Not Writing About Brexit

You’ve probably noticed that I haven’t been writing about Brexit of late. My last Brexit tagged blog was in early May, and you have to go back to March to find Brexit in the title. Unlike a lot of people in the UK, I can’t with hand on heart say that I’m tired of Brexit. The topic is complex and multi-layered. It can be looked at from the standpoints of trade and economics, climate change and the environment, human rights, shared research or cultural exchange. Brexit can be seen as a phenomenon of voter and media manipulation or as the catalyst to end party politics as we’ve know it in Britain. That is, for someone like me who enjoys reading and problem-solving through deconstruction, Brexit has been the gift that keeps on giving.

Writing about it has become another matter altogether. As soon as I get an idea for another Brexit blog, I read about it in a newspaper or magazine or hear that a book has come out with the same thesis. Among my favourite Brexit writers – I think this is a start of a genre – are Andrew Rawnsley, Nick Cohen and Will Hutton from The Observer, Polly Toynbee from The Guardian, Stephanie Baker from Bloomberg News and Steve Richards of The Independent and The New European.

Only a few days ago, I stumbled across the perfect quote for what I was going to write about in this blog – another failed attempt. Roger Cohen of the New York Times wrote: ‘The fantasy voted for in 2016 is not the reality of 2019… Democracies are exercises in constant reassessment. The core reason nobody has been able to deliver Brexit is that it makes no sense.’
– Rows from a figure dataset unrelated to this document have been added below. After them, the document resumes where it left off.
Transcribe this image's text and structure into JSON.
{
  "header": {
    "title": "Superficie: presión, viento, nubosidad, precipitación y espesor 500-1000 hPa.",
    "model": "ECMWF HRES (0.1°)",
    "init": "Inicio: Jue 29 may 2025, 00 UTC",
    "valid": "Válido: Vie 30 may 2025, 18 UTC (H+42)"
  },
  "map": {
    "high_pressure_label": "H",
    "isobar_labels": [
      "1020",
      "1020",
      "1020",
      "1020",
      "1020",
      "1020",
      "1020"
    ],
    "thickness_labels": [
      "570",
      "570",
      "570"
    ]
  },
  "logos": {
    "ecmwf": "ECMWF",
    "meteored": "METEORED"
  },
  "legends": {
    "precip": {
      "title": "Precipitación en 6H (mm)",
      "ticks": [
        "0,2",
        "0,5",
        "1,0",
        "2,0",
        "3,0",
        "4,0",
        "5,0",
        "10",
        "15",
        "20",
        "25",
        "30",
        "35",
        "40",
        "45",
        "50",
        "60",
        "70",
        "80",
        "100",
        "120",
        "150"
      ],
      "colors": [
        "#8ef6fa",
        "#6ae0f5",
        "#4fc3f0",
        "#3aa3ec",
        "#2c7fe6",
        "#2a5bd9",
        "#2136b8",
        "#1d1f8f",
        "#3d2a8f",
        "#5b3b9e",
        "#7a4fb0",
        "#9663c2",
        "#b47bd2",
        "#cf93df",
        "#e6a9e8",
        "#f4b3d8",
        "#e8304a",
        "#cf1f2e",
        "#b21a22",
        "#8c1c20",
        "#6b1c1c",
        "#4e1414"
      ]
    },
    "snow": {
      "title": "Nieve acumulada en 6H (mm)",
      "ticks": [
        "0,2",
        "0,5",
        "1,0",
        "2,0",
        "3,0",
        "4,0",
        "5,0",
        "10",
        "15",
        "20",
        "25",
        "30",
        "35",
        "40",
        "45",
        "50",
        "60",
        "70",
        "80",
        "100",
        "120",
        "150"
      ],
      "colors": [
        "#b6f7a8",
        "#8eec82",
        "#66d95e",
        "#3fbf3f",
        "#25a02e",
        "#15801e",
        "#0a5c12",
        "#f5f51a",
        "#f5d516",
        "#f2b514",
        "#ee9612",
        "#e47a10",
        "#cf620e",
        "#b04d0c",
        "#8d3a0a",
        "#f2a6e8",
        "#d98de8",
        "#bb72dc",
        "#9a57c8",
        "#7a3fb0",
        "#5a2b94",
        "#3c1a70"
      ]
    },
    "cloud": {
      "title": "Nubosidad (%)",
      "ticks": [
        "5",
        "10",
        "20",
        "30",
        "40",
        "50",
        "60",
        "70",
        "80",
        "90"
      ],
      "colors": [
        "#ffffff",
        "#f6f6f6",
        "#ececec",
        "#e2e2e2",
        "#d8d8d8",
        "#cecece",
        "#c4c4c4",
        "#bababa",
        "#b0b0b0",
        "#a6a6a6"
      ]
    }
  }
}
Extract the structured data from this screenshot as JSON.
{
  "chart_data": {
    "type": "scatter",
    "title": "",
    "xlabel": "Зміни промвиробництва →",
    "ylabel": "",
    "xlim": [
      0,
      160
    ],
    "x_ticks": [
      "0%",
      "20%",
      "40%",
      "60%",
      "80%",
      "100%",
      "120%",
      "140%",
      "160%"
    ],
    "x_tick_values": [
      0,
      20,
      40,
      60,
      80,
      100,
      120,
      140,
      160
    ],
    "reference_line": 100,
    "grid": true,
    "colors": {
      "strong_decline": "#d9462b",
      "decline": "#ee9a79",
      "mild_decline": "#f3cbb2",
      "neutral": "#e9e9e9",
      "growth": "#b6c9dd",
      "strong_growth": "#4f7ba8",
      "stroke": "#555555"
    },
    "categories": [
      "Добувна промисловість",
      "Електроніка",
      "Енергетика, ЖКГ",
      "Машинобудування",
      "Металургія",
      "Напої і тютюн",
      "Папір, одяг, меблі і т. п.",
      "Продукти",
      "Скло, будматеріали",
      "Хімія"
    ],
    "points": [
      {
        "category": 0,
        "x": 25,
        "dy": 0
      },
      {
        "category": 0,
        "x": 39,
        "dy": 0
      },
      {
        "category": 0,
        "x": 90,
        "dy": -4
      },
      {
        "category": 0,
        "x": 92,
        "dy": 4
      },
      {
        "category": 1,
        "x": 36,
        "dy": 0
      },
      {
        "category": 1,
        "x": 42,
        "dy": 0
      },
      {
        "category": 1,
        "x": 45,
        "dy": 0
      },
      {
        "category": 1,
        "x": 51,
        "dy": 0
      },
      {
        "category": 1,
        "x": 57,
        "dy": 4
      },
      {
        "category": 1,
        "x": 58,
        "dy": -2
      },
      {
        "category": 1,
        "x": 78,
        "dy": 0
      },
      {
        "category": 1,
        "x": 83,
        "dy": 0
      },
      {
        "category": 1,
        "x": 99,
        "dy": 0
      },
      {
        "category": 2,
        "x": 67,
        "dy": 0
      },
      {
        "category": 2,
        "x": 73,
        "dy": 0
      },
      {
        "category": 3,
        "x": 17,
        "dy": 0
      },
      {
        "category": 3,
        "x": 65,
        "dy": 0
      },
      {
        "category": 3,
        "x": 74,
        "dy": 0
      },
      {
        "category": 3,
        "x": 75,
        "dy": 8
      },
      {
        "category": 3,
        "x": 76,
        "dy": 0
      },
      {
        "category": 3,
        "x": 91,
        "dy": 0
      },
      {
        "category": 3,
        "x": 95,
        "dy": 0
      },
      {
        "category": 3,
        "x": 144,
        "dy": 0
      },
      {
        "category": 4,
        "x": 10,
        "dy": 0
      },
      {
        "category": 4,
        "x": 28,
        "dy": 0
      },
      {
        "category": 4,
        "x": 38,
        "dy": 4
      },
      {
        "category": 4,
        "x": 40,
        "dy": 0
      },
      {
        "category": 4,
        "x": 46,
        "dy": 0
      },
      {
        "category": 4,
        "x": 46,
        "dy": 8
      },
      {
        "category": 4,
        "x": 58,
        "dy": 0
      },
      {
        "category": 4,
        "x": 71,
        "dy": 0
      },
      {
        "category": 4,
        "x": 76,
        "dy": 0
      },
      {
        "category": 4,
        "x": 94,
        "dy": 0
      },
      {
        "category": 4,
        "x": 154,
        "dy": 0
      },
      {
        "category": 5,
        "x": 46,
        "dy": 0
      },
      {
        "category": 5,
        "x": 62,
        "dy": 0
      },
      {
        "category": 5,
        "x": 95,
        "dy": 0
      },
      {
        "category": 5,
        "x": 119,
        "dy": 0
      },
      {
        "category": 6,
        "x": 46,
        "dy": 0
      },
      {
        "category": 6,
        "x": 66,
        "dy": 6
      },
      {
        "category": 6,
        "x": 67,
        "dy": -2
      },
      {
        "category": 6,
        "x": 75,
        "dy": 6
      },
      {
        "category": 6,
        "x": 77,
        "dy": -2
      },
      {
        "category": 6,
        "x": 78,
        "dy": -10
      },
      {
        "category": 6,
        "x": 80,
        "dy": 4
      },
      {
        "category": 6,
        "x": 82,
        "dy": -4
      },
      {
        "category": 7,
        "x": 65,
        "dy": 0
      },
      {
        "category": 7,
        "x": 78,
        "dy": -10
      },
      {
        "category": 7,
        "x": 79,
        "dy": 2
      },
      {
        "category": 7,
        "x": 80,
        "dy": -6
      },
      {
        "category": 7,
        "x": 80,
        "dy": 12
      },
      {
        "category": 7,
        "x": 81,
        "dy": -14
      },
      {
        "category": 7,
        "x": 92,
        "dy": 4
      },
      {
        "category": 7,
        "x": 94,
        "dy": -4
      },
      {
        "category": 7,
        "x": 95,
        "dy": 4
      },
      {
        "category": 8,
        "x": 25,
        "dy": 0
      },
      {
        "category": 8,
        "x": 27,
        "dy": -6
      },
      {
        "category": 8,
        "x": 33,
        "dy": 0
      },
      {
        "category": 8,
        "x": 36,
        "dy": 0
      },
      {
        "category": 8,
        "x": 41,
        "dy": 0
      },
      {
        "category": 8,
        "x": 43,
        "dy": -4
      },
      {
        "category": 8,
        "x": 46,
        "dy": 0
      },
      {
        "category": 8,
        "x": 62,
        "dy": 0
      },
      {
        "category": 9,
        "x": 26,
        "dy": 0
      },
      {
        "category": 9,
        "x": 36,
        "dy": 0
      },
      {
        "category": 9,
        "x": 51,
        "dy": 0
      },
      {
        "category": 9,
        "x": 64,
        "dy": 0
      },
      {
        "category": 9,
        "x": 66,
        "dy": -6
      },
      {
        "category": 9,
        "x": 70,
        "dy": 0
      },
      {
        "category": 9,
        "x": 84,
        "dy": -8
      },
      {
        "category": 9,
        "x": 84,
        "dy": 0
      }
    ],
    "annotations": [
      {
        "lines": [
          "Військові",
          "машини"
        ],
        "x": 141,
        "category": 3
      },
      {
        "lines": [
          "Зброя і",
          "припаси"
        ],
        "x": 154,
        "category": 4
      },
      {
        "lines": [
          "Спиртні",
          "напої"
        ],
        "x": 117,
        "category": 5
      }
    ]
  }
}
It’s hard to improve on that.

All I can offer are a few reports gathered from my academic life. I’ve been hearing directly from researchers based at UK universities (many of them not British themselves) who have been excluded from funding applications because Brexit makes them ‘too risky.’ In another case, an academic organisation has changed its plans to have a British university host an international conference over worries that EU27 citizens might need visas to enter the UK. Underlying these examples, as with all changes to our lives brought on by Brexit is a sense of anxiety – sometimes it’s about the unknown, and at other times it’s about losing the good things that we do know have come from our EU membership.

As I struggle to find words to describe this anxiety – a vapid and overused word – I appear to be not writing about Brexit again.